HARDBODIES: Easy on the Eyes, Light in the Head

I wish there was a better way to describe Hardbodies as anything other than an airheaded bimbo of a film, but… it’s pretty much just an airheaded bimbo of a film.

There’s a sense in which this might be considered comforting… the genuine lack of anything even remotely resembling thought at least saves this T&A sex comedy from the leering, sleazy misogyny of most of the genre’s entries (mind you, this is very much a sliding scale). So at least it doesn’t leave quite as ugly an aftertaste as it might have.

But still, this is barely a movie.

A delivery system for as many sets of boobs as humanly possible? You bet!

But an actual movie? Significantly less so…

The story (and once again, we must use that term extraordinarily loosely) involves Scotty (Grant Cramer), a scam loving beach bum that agrees to coach Hunter (Gary Wood), Rounder (Michael Rapport), and Ashby (Sorrells Pickard), three middle aged business men, on how to pick up girls.

Or ‘hardbodies’, in the parlance.

If that sounds like recipe for scumbaggery… well yeah, it pretty much is. But happily, the movie is too terminally unfocused to ever fully exploit (or even notice) the unseemliness of its premise.

(‘I didn’t feel gross while watching it!’ There’s your cover blurb, right there…)

Director Mark Griffiths went on to a prolific career as a TV movie director (his last credit on IMDB is… quite something), and that seems about right. There’s nothing spectacular in terms of style here, but he at least knows enough to keep things moving, never lingering on any moment or plot point for long enough to get bored (though after a certain point, the endless montages do begin to feel a little excessive). It all goes down relatively smooth (though your mileage may vary on that point), plus Griffiths manages to stage an unexpected watercraft chase that is genuinely impressive.

Perhaps unsurprisingly, our writers (along with Griffiths), Steve Greene and Eric Alter, never made it all that far in Hollywood; Alter went on to write a couple of kids’ cartoons, while Greene went on to do special effects for the cult classic Sundown: The Vampire In Retreat. But while the script they pasted together is no great shakes (if anything, the overwhelming looseness makes it feel like everybody was just making it up as they went along), the duo deserve credit for a few cleverer than expected lines of dialogue and for giving some of the female cast members the space to be as charming and funny as the men; they’re still wildly objectified, but in a genre that often seems downright hateful towards women, letting them in on the fun is a small but appreciated change of pace.

But for all the stuff it does right (or maybe just forgets to do wrong), it still doesn’t add up to much of anything at all; there’s no sense of conflict until very, very very late in the game when an increasingly scummy Hunter targets Scotty’s girlfriend Kristi (the late Teal Roberts, quite charming) for seduction, and even that winds up feeling as tossed off as everything else.

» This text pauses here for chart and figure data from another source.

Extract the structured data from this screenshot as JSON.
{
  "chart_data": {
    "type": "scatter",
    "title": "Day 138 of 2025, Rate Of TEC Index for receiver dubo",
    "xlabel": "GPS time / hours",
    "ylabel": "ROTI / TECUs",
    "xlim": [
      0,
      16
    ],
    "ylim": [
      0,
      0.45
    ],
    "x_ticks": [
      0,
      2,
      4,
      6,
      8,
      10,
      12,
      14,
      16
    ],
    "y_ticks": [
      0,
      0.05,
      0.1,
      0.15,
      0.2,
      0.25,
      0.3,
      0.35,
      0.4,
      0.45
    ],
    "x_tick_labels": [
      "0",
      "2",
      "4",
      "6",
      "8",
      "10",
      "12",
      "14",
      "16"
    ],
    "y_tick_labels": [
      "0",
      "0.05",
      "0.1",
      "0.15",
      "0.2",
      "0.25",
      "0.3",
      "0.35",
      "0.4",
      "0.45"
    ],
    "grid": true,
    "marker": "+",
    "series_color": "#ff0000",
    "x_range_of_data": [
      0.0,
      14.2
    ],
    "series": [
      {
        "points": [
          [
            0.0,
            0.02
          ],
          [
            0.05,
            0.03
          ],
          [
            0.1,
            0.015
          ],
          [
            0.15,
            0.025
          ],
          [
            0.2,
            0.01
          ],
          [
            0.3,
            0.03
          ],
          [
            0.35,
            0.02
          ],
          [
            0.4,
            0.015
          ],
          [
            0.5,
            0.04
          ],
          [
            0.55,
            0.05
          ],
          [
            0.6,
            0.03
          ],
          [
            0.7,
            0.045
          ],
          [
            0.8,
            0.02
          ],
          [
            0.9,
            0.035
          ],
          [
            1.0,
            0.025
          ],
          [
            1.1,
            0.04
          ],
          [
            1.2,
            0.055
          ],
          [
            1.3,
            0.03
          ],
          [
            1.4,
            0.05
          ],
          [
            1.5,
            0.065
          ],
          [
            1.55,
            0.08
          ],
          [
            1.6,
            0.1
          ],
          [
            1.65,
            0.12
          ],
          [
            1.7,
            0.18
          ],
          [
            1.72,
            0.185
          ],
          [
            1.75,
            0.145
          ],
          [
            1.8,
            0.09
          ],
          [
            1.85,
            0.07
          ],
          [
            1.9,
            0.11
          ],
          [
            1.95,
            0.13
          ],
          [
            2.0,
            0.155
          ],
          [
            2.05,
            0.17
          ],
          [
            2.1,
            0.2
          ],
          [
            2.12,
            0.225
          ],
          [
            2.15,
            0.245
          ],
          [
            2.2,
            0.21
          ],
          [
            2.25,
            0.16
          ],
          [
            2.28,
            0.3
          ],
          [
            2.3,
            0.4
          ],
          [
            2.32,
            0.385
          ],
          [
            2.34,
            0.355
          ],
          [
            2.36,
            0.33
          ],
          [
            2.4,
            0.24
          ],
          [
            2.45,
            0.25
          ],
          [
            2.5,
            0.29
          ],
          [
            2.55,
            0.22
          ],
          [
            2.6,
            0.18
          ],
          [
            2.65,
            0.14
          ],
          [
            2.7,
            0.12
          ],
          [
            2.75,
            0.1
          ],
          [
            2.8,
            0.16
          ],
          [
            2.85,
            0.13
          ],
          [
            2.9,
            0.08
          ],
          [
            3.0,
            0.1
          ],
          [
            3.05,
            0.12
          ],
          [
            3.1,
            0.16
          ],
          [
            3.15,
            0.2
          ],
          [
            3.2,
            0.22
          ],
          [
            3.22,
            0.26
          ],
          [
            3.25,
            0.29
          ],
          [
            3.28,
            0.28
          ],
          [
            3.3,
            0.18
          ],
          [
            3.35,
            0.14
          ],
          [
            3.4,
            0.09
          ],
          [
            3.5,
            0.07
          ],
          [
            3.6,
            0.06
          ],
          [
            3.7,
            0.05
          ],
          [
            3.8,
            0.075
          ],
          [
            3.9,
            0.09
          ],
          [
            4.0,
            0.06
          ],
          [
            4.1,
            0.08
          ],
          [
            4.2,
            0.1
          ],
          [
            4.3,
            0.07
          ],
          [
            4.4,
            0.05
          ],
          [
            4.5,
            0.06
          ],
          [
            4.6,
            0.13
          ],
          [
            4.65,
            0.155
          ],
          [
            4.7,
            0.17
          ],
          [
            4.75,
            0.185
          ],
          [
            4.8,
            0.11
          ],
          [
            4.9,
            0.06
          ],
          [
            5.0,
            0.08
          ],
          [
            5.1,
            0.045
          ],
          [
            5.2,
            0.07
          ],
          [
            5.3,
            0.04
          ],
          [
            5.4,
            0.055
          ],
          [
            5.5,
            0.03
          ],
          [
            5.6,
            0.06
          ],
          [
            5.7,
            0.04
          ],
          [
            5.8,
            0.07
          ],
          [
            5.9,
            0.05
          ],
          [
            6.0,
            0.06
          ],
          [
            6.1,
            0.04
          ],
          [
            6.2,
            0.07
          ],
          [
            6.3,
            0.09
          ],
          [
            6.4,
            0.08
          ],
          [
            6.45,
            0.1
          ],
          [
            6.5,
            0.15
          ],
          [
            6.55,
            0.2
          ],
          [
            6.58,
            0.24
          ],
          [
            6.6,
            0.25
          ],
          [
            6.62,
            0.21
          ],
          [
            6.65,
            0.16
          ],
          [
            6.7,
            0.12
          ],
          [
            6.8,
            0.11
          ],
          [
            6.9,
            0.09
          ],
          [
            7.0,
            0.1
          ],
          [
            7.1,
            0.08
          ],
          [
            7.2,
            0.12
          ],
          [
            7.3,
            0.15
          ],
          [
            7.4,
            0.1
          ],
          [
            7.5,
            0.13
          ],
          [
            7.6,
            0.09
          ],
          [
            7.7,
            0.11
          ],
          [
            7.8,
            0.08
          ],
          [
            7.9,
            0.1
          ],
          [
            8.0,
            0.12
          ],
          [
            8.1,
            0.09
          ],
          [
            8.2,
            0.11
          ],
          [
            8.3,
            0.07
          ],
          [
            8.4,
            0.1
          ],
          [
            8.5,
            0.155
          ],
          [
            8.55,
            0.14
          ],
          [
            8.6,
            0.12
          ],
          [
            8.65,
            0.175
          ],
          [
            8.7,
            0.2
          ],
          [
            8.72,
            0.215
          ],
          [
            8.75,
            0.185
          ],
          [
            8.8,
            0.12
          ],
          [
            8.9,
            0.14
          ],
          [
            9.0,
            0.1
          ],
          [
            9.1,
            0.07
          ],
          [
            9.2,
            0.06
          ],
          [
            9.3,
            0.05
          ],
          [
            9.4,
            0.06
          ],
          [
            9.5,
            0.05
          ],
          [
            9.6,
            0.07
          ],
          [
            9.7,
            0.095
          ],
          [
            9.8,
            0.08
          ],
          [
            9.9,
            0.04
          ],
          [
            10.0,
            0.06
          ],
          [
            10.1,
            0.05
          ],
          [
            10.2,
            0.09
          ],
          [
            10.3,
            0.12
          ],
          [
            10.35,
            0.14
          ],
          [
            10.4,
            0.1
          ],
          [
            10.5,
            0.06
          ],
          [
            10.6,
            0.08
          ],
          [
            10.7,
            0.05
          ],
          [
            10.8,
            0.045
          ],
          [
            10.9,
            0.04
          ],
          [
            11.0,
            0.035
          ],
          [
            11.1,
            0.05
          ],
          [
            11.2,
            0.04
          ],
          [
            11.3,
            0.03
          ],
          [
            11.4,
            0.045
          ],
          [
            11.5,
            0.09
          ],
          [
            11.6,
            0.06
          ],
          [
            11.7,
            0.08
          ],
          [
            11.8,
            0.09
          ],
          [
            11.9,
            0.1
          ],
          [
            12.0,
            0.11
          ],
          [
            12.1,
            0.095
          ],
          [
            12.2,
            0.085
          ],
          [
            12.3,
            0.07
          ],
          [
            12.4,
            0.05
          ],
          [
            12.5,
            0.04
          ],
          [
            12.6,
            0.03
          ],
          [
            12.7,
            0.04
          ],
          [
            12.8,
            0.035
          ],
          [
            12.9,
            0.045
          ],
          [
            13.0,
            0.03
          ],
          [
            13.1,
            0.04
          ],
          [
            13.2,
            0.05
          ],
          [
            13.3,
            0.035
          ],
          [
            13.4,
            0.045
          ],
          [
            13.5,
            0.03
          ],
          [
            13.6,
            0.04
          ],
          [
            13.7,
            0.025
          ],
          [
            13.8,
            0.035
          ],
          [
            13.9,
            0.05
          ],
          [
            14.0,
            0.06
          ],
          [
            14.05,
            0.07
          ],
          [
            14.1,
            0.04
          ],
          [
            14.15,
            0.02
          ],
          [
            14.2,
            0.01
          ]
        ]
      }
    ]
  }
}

What the film benefits from is decent casting; all the performers acquit themselves fairly well and most of the characters are generally likable, with the exception of those that aren’t supposed to be likable (Wood in particular nails the kind of sleazy creep that most ‘80s movies would think is the hero).

Special recognition has to go to Pickard’s Ashby (who, in what probably wasn’t a clever in-joke, does more than slightly resemble famed director Hal Ashby), the only one of the “geezers” who seems ambivalent about this whole plan, and is perhaps not un-coincidentally the funniest and most likable out of all of them. For his charms, he is granted what seems like a budding romance with Roberta Collins’ Lana, a slightly more appropriate real estate agent… which goes pretty much nowhere.

The whole movie is like that in a way; plot shards and character beats that never really shake out to anything. It truly is more interested in contriving excuses for women to take their tops off, dopey gags, and wall-to-wall ‘80s music than even pretending to tell something like a story.

It’s just an amiably dim little movie, too fluffy and flaky to truly offend. If you absolutely have to watch an ‘80s T&A comedy, you could do worse than Hardbodies.

Mind you, you could also do better. But just keep in mind that if you do, you will miss out on all of this:

*sigh*

Man, that is classic Rounder…

SPECIAL FEATURES: The disc has no special features (not even chapters), presumably because no one involved with the making of the film remembered they had made it.